Cries of "No!" "No!"

"What becomes of your free speech?" cried Bluhm, red and stammering with fury. "I was angry. I am rough, perhaps, but I seek the truth, as those do not who"—advancing and shaking his shut hand at the Muse—"who 'smile and smile, and are a villain still.'"

"The order of the day"—the widow's voice rose above the din tranquilly—"is Shall marriage in the Consolidated Republic be contracted for life or for a term of years?"

The next moment Maria felt her arm grasped. "Come out of this," whispered McCall, angry and excited. "This is no place for you, Maria. Did you hear what they are going to discuss?"

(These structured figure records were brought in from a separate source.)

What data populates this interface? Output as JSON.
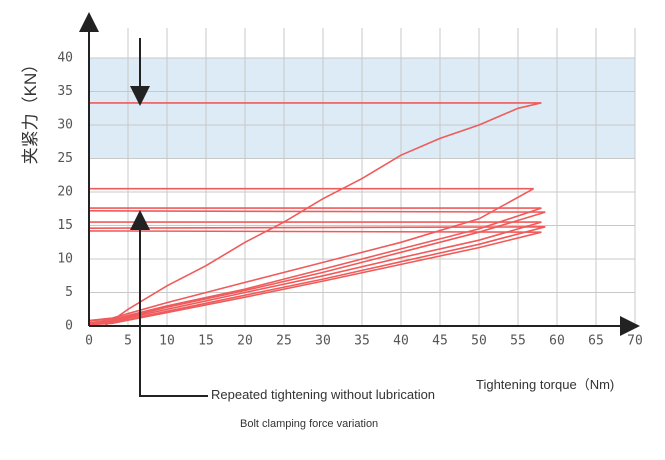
{
  "chart_data": {
    "type": "line",
    "ylabel": "夹紧力（KN）",
    "xlabel": "Tightening torque（Nm)",
    "annotations": [
      "Repeated tightening without lubrication",
      "Bolt clamping force variation"
    ],
    "xlim": [
      0,
      70
    ],
    "ylim": [
      0,
      40
    ],
    "xticks": [
      0,
      5,
      10,
      15,
      20,
      25,
      30,
      35,
      40,
      45,
      50,
      55,
      60,
      65,
      70
    ],
    "yticks": [
      0,
      5,
      10,
      15,
      20,
      25,
      30,
      35,
      40
    ],
    "grid": true,
    "band": {
      "from": 25,
      "to": 40,
      "color": "#dcebf5"
    },
    "series": [
      {
        "color": "#ef5b5b",
        "x": [
          2,
          5,
          10,
          15,
          20,
          25,
          30,
          35,
          40,
          45,
          50,
          55,
          58,
          0
        ],
        "values": [
          0,
          2.5,
          6,
          9,
          12.5,
          15.5,
          19,
          22,
          25.5,
          28,
          30,
          32.5,
          33.3,
          33.3
        ]
      },
      {
        "color": "#ef5b5b",
        "x": [
          0,
          3,
          10,
          20,
          30,
          40,
          50,
          57,
          0
        ],
        "values": [
          0.8,
          1.2,
          3.5,
          6.5,
          9.5,
          12.5,
          16,
          20.5,
          20.5
        ]
      },
      {
        "color": "#ef5b5b",
        "x": [
          0,
          3,
          10,
          20,
          30,
          40,
          50,
          58,
          0
        ],
        "values": [
          0.8,
          1,
          3,
          5.5,
          8.5,
          11.5,
          14.5,
          17.6,
          17.6
        ]
      },
      {
        "color": "#ef5b5b",
        "x": [
          0,
          3,
          10,
          20,
          30,
          40,
          50,
          58.5,
          0
        ],
        "values": [
          0.5,
          0.8,
          2.8,
          5.3,
          8,
          11,
          14,
          17,
          17.2
        ]
      },
      {
        "color": "#ef5b5b",
        "x": [
          0,
          3,
          10,
          20,
          30,
          40,
          50,
          58,
          0
        ],
        "values": [
          0.5,
          0.7,
          2.5,
          5,
          7.5,
          10.2,
          12.8,
          15.5,
          15.5
        ]
      },
      {
        "color": "#ef5b5b",
        "x": [
          0,
          3,
          10,
          20,
          30,
          40,
          50,
          58.5,
          0
        ],
        "values": [
          0.3,
          0.5,
          2.2,
          4.6,
          7,
          9.6,
          12.2,
          14.8,
          14.6
        ]
      },
      {
        "color": "#ef5b5b",
        "x": [
          0,
          3,
          10,
          20,
          30,
          40,
          50,
          58,
          0
        ],
        "values": [
          0.2,
          0.4,
          2,
          4.3,
          6.7,
          9.2,
          11.7,
          14,
          14.2
        ]
      }
    ]
  }
}
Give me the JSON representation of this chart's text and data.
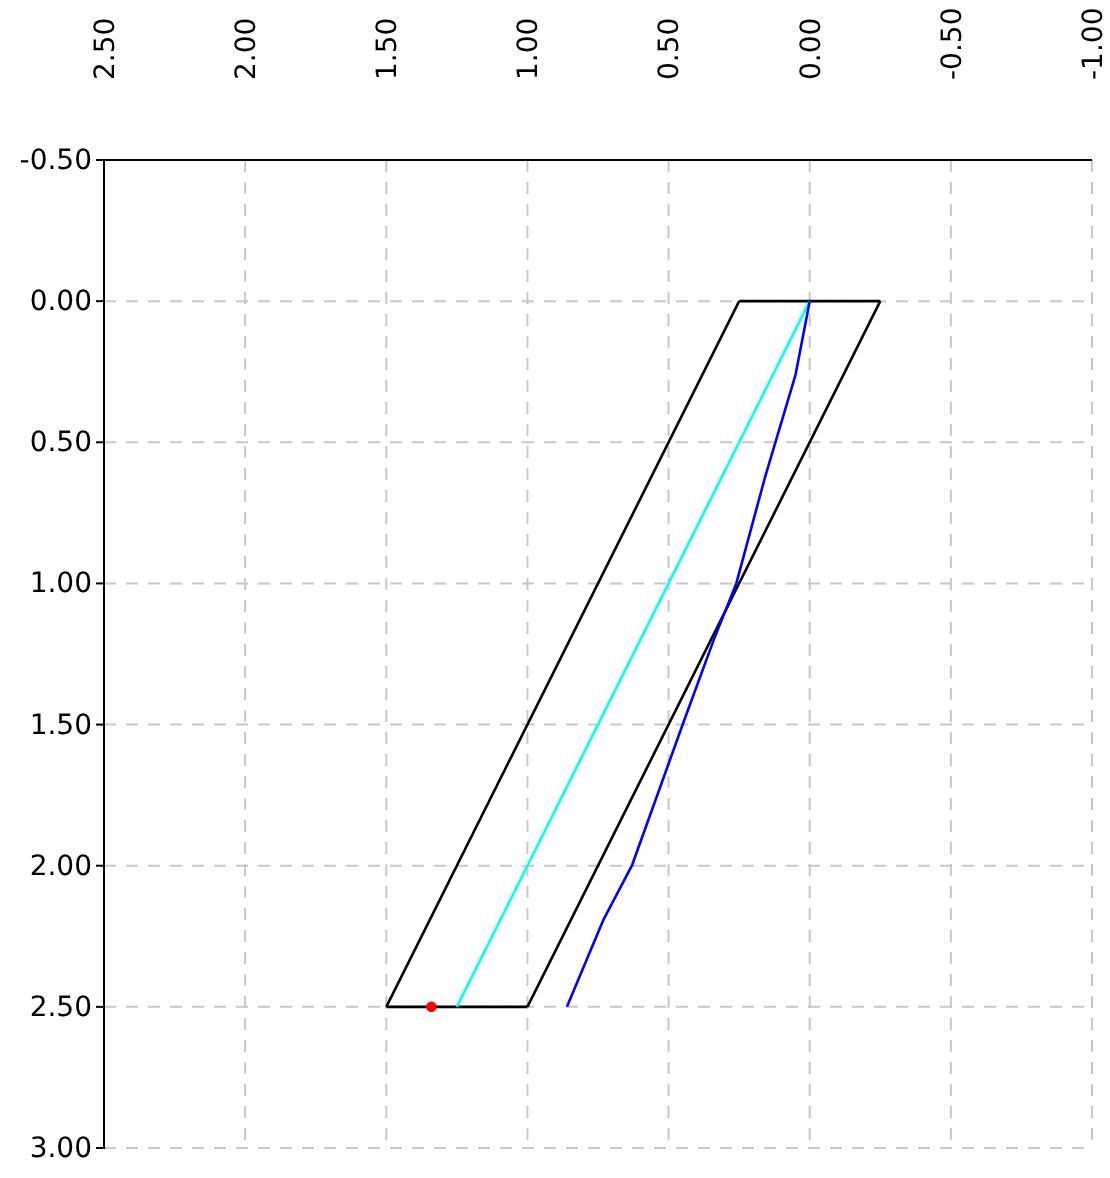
{
  "chart_data": {
    "type": "line",
    "xlim": [
      2.5,
      -1.0
    ],
    "xticks": [
      {
        "value": 2.5,
        "label": "2.50"
      },
      {
        "value": 2.0,
        "label": "2.00"
      },
      {
        "value": 1.5,
        "label": "1.50"
      },
      {
        "value": 1.0,
        "label": "1.00"
      },
      {
        "value": 0.5,
        "label": "0.50"
      },
      {
        "value": 0,
        "label": "0.00"
      },
      {
        "value": -0.5,
        "label": "-0.50"
      },
      {
        "value": -1.0,
        "label": "-1.00"
      }
    ],
    "ylim": [
      3.0,
      -0.5
    ],
    "yticks": [
      {
        "value": -0.5,
        "label": "-0.50"
      },
      {
        "value": 0,
        "label": "0.00"
      },
      {
        "value": 0.5,
        "label": "0.50"
      },
      {
        "value": 1.0,
        "label": "1.00"
      },
      {
        "value": 1.5,
        "label": "1.50"
      },
      {
        "value": 2.0,
        "label": "2.00"
      },
      {
        "value": 2.5,
        "label": "2.50"
      },
      {
        "value": 3.0,
        "label": "3.00"
      }
    ],
    "grid": true,
    "line_style": "solid",
    "marker": "none",
    "series": [
      {
        "color": "#000000",
        "x": [
          0.25,
          1.5
        ],
        "values": [
          0,
          2.5
        ]
      },
      {
        "color": "#000000",
        "x": [
          -0.25,
          1.0
        ],
        "values": [
          0,
          2.5
        ]
      },
      {
        "color": "#000000",
        "x": [
          -0.25,
          0.25
        ],
        "values": [
          0,
          0
        ]
      },
      {
        "color": "#000000",
        "x": [
          1.0,
          1.5
        ],
        "values": [
          2.5,
          2.5
        ]
      },
      {
        "color": "#00ffff",
        "x": [
          0,
          1.25
        ],
        "values": [
          0,
          2.5
        ]
      },
      {
        "color": "#0000ff",
        "x": [
          0,
          0.05,
          0.16,
          0.26,
          0.34,
          0.45,
          0.63,
          0.73,
          0.86
        ],
        "values": [
          0,
          0.26,
          0.63,
          1.0,
          1.2,
          1.5,
          2.0,
          2.19,
          2.5
        ]
      },
      {
        "type": "scatter",
        "marker": "circle",
        "color": "#ff0000",
        "x": [
          1.34
        ],
        "values": [
          2.5
        ]
      }
    ]
  }
}
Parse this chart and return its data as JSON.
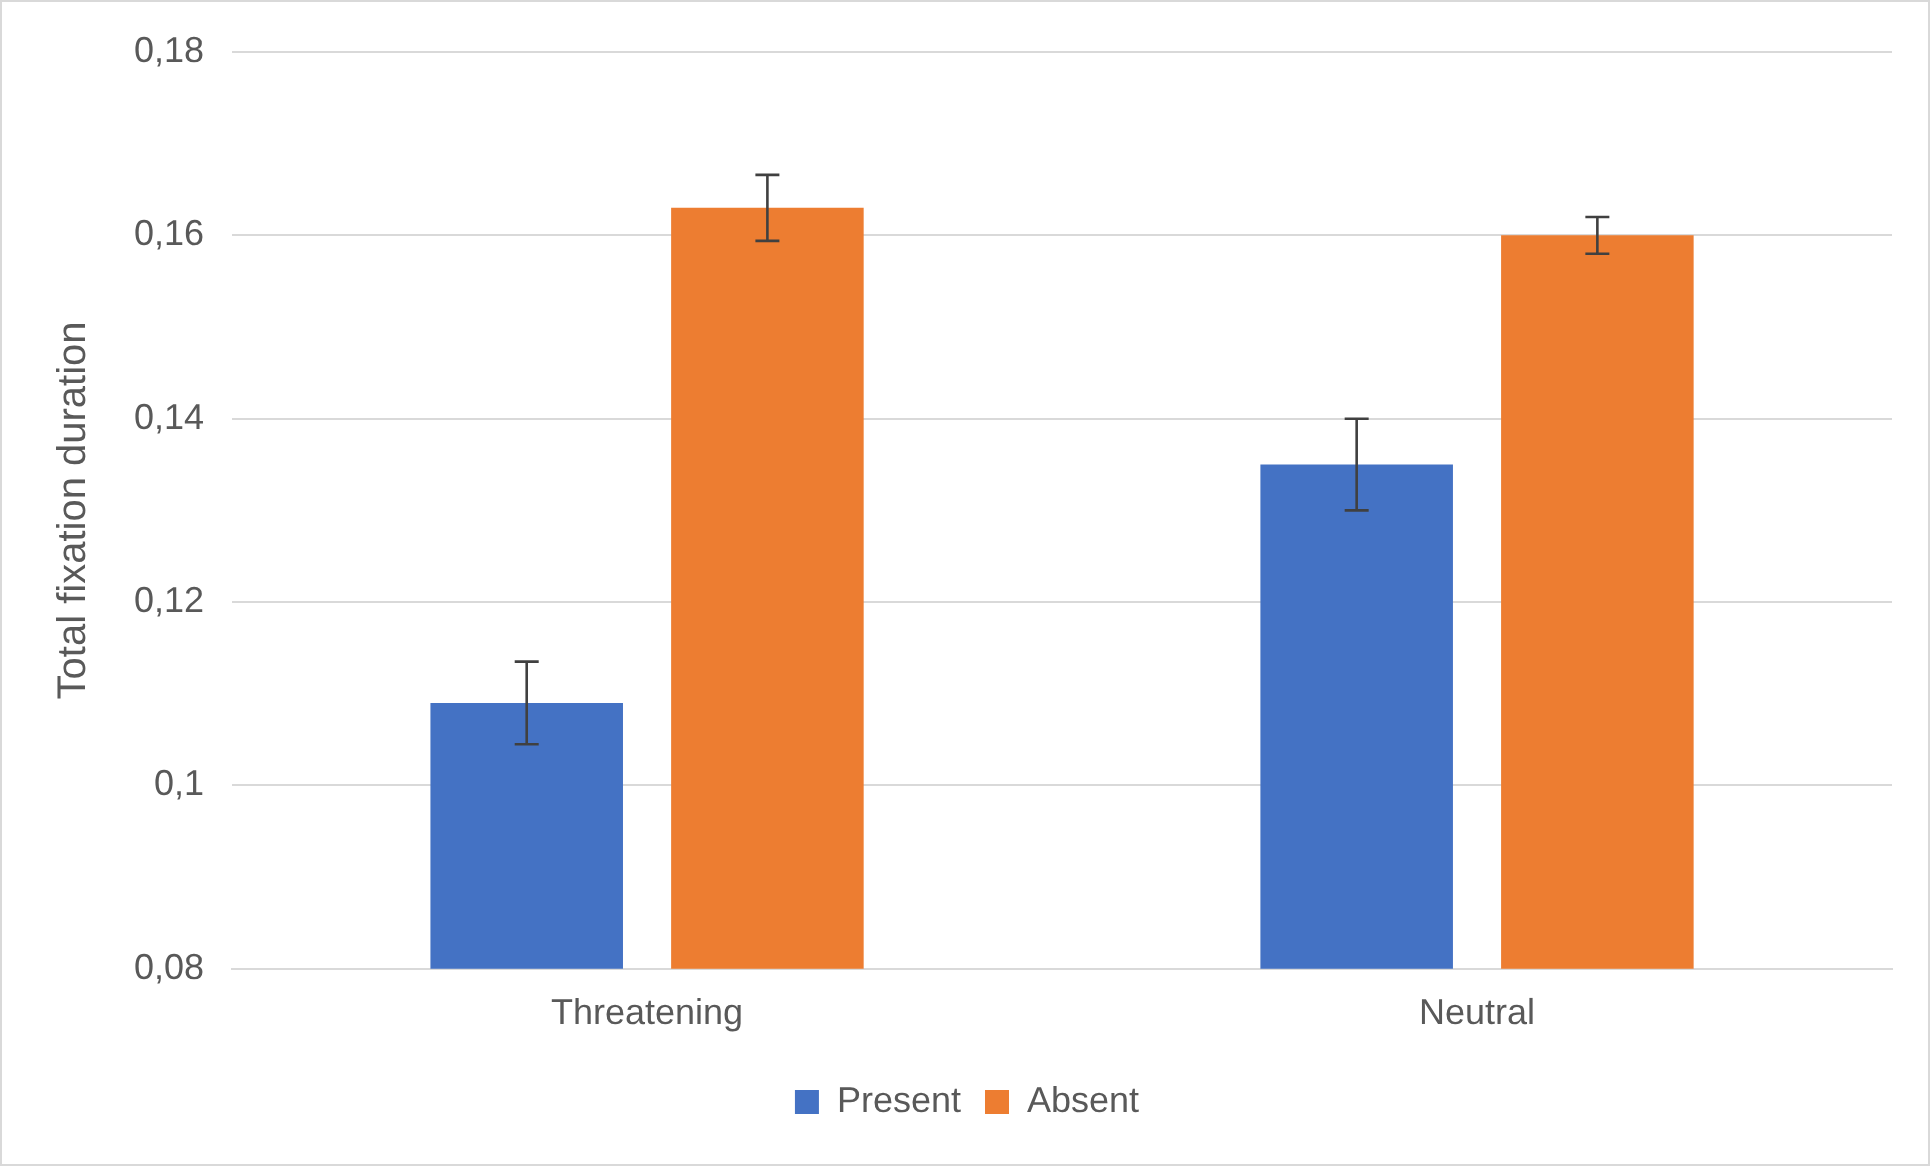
{
  "chart_data": {
    "type": "bar",
    "ylabel": "Total fixation duration",
    "categories": [
      "Threatening",
      "Neutral"
    ],
    "series": [
      {
        "name": "Present",
        "color": "#4472c4",
        "values": [
          0.109,
          0.135
        ],
        "errors": [
          0.0045,
          0.005
        ]
      },
      {
        "name": "Absent",
        "color": "#ed7d31",
        "values": [
          0.163,
          0.16
        ],
        "errors": [
          0.0036,
          0.002
        ]
      }
    ],
    "ylim": [
      0.08,
      0.18
    ],
    "yticks": [
      {
        "value": 0.08,
        "label": "0,08"
      },
      {
        "value": 0.1,
        "label": "0,1"
      },
      {
        "value": 0.12,
        "label": "0,12"
      },
      {
        "value": 0.14,
        "label": "0,14"
      },
      {
        "value": 0.16,
        "label": "0,16"
      },
      {
        "value": 0.18,
        "label": "0,18"
      }
    ],
    "grid": "y",
    "legend": "bottom"
  }
}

"Yes," as he whisked her out of the door.

"Then I'm sorry for it. Such things oughtn't to be mentioned in a lady's presence. If I had a sister, she should not know there was such a thing as bigamy. Good God!" wiping his forehead with his handkerchief, "if women are not pure and spotless, what have we to look up to? And these shallow girls, who propose to reform the world, begin by dabbling with the filth of the gutter, if they do no worse?"